We previously discussed the lawsuit against Case Western and former dean (and former George Washington law professor) Lawrence Mitchell. Mitchell has been accused of retaliating against his former associate dean Raymond Ku, including suggestions of three-some trysts with students and administrators. Ku’s allegations have been affirmed by a former administrator who came with Mitchell to Case Western from GWU, Daniel Dubé. There are also unnamed faculty and students referenced in the complaint. [For Dubé’s affidavit, click here] Mitchell later resigned but pledged to remain as a faculty member at Case Western. At the time, I discussed Mitchell’s options as limited but suggested that “he would be marketable at corporate law firms where these allegations may be viewed as less of a problem, particularly if he goes to New York.” Well, he has now announced that he is indeed in leaving in a blog posting entitled “Leaving Egypt” . . . for New York.
The news of Mitchell’s departure was mentioned in a long investigative report by the local media, a story that is both brutal toward Mitchell and Case Western President Barbara Synder.
What is sad is that the article discusses the many positive things that Mitchell did as dean. He started out quite strong with innovative ideas and an energetic outreach to donors and alumni. Mitchell is an excellent writer with an impressive list of academic work in his area of corporate law. He was well on his way to a successful deanship at a school that badly needed such a leader.
As a litigator, it is the type of expose that you fear in litigation. It deals scenes of Mitchell getting drunk at parties and propositioning students as well as scenes of Mitchell making out with young girls at grocery stores and other public events. It also refers to an alleged picture of Mitchell making out at such a party. Dubé adds more details including being used by Mitchell to separate female staff from their dates to allow Mitchell to allegedly try to pick them up.The article is quite detailed, including students who give measured but ultimately damaging accounts like “To be quite frank, it would not be inaccurate to describe him as a dirty old man, but that said, there’s nothing wrong with being a dirty old man as long as you are able to keep that in an appropriate setting.” Likewise, a female law student recounts how she ran into Mitchell with a young girl at a Cleveland Heights grocery store: “I was like, ‘Oh, cute he’s with his daughter.’ But then he starts making out with her in the meat section.” One student correctly notes that this is a smaller legal community and Mitchell may have not appreciated how transparent you are as a dean at a leading local school. However, it is not clear that these public accounts of amorous conduct with young women involved law students or staff. Indeed, they remain unproven and anonymous. The identity of such women is likely to be added to the discovery demands — presenting even greater problems in damage control for the defense. However, this is a case about harassment and retaliation. The plaintiffs will have to establish that nexus. Yet, given the underlying claims and alleged cause for the harassing conduct, discovery will necessary delve into these allegations.

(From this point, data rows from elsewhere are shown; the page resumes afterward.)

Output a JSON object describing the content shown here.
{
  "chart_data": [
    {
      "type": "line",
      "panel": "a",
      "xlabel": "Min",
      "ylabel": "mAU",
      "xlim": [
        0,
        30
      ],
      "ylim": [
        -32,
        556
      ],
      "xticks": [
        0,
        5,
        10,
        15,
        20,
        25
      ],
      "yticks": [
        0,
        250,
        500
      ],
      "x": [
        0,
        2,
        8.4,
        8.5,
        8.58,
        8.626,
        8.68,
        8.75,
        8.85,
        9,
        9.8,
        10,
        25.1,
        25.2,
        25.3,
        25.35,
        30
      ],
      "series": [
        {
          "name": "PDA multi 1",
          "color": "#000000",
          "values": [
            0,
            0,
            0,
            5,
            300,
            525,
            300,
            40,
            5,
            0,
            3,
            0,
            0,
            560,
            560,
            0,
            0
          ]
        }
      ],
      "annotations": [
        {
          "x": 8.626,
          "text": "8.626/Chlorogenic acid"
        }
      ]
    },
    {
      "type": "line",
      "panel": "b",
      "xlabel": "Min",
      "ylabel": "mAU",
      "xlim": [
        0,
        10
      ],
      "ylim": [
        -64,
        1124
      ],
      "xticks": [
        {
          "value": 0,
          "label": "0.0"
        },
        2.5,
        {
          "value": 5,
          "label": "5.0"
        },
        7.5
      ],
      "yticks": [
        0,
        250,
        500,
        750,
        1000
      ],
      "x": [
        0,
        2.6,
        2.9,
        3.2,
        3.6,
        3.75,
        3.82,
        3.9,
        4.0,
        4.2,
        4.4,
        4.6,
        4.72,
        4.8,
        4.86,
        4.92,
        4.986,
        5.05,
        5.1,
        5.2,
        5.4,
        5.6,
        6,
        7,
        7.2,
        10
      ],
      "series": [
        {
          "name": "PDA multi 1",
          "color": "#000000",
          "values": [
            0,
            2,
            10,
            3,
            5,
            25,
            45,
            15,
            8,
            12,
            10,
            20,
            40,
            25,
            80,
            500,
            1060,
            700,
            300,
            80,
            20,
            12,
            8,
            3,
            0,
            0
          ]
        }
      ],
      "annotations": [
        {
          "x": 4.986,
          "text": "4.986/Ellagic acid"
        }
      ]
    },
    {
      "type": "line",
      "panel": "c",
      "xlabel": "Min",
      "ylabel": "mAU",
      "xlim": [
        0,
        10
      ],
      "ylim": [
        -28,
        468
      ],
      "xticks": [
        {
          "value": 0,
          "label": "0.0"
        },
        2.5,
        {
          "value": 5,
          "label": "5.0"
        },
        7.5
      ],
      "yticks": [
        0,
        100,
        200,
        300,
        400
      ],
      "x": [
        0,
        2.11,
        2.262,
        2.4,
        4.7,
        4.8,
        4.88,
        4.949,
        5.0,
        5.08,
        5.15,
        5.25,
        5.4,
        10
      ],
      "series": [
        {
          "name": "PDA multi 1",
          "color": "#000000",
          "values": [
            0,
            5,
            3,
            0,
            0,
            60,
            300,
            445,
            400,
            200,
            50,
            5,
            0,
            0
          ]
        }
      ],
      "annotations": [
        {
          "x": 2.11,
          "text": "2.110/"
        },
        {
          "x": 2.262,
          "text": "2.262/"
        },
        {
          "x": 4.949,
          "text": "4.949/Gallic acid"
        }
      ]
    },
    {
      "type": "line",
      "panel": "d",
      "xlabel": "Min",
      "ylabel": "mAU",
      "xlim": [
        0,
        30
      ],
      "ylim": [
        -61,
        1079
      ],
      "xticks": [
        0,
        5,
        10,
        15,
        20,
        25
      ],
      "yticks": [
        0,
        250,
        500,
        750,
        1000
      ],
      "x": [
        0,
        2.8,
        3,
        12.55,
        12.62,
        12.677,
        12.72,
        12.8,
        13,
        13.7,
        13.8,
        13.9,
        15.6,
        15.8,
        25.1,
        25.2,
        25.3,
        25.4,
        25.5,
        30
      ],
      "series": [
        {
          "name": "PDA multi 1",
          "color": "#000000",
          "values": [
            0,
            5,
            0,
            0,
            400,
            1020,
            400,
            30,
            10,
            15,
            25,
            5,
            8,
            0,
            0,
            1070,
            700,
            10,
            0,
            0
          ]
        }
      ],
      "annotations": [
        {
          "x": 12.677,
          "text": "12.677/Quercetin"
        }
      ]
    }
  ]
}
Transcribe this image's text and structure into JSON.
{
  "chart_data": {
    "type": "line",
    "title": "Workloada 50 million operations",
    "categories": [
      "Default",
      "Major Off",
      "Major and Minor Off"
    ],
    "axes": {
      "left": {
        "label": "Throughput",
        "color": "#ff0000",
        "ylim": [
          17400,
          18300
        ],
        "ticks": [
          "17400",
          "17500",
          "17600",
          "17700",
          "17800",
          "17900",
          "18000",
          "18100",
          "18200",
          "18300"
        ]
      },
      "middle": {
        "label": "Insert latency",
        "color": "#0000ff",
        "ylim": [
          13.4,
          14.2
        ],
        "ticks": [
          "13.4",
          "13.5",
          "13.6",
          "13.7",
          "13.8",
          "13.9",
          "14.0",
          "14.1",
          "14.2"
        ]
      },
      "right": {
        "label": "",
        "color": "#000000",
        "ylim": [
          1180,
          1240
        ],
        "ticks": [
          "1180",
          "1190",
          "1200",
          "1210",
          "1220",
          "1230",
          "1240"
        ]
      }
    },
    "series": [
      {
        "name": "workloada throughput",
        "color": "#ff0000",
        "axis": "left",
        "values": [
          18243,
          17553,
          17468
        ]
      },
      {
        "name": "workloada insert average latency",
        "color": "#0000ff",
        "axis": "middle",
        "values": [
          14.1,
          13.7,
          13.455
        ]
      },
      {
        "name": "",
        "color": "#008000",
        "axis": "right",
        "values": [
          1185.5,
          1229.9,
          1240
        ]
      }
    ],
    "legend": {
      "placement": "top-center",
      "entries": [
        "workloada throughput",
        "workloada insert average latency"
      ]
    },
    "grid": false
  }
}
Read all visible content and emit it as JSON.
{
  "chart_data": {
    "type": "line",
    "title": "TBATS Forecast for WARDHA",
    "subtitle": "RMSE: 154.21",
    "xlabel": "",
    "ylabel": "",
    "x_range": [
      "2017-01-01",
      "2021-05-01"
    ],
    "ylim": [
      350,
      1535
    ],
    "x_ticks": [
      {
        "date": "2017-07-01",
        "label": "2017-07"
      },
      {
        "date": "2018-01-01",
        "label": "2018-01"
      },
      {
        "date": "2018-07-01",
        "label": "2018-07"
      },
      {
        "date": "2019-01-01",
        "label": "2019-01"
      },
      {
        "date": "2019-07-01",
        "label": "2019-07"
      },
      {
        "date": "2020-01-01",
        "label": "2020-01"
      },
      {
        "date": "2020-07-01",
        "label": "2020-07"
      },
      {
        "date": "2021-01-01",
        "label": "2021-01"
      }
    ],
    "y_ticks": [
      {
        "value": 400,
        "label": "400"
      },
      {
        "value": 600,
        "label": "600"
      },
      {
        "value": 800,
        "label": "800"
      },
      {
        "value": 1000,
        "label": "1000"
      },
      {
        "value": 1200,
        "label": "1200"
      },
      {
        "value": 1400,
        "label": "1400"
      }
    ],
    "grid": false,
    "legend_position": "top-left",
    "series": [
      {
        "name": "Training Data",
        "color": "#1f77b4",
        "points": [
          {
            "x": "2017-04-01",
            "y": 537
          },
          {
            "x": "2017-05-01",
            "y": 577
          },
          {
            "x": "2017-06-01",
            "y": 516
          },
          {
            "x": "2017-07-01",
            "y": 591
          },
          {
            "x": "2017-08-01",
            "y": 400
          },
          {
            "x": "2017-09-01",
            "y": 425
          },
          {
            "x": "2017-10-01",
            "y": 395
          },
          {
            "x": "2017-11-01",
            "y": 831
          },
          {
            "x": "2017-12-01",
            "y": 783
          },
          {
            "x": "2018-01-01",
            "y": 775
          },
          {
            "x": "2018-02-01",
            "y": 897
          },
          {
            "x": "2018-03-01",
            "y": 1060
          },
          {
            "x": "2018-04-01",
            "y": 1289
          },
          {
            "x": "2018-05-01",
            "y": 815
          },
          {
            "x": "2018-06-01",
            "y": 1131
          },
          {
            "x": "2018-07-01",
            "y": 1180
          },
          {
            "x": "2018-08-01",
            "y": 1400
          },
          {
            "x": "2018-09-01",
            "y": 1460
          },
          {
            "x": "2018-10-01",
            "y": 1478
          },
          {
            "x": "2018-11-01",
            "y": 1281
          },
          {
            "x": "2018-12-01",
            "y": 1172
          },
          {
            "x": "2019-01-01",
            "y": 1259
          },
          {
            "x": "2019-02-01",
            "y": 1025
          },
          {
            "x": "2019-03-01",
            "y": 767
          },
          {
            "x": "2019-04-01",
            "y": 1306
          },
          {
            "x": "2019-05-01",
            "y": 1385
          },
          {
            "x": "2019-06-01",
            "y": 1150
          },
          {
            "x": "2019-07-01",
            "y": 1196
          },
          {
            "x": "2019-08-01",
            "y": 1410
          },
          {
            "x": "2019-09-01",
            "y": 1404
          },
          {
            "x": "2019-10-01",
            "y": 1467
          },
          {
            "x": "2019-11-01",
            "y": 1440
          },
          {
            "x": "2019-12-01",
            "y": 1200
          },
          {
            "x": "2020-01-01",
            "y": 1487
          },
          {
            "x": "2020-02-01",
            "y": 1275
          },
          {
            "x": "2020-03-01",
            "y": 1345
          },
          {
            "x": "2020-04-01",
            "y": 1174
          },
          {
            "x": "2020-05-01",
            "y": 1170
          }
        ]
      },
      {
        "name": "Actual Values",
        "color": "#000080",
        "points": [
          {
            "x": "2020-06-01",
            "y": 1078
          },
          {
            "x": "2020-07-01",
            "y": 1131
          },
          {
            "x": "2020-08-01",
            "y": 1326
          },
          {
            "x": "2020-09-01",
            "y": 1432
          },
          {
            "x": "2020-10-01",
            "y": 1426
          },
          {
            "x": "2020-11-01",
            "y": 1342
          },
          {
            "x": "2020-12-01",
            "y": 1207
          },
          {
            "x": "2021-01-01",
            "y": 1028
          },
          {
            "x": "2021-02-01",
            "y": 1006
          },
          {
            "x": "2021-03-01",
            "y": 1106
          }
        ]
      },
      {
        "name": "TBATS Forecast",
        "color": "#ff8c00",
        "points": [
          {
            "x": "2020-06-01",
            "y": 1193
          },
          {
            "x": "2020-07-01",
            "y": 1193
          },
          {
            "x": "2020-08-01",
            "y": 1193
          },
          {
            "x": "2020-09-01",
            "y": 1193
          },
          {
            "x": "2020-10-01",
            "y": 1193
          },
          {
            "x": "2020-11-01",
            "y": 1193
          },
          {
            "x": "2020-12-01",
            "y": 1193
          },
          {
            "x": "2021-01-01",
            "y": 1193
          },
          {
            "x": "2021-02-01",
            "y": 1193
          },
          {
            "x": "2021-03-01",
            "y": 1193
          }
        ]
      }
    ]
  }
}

In the meantime, Mitchell’s lawyers are trying to get the judge reversed on a discovery order. They previously tried unsuccessfully to strike portions of the complaint. I noted at the time that such motions are highly doubtful in a case like this and tend to not only alienate the court but send the wrong message on the concerns over the allegations. The motion was predictably denied. The current motion to limit discovery is equally questionable. Appellate courts are very reluctant to second guess such matters and very rarely reverse such orders. This is not the type of strategy that one would expect if you wanted to get to trial and win on the merits. Frankly, it is the type of strategy you often see from large companies or government agencies to wear down litigants in hope for a settlement or abandonment of the litigation. However, it could also be simply highly aggressive litigation and a view that Mitchell has nothing to lose in seeking to curtail the case. Moreover, Mitchell is known for joking about sexual matters and the jury could well find that many of these references statements were simply bawdy humor. Additionally, the accounts of Mitchell being seen making out with young women does not confirm that they were either staff or students. There remains much that still remains to establish in discovery. Mitchell insists that this remains a case of disgruntled and hostile former colleagues and staff. He has reaffirmed his intention to prevail in court in disproving these allegations.
In his blog, Mitchell compares himself to Moses with a picture of Jews escaping from Egypt after Moses divided the Red Sea. He relates a conversation that he had with a Rabbi and how he felt like this was a place of oppression for him. He describes Cleveland as “a place for me of pain, of disillusionment, of disappointment.” He announced that “I’ve been thinking a lot about it and about where I’m going – to my own promised land.”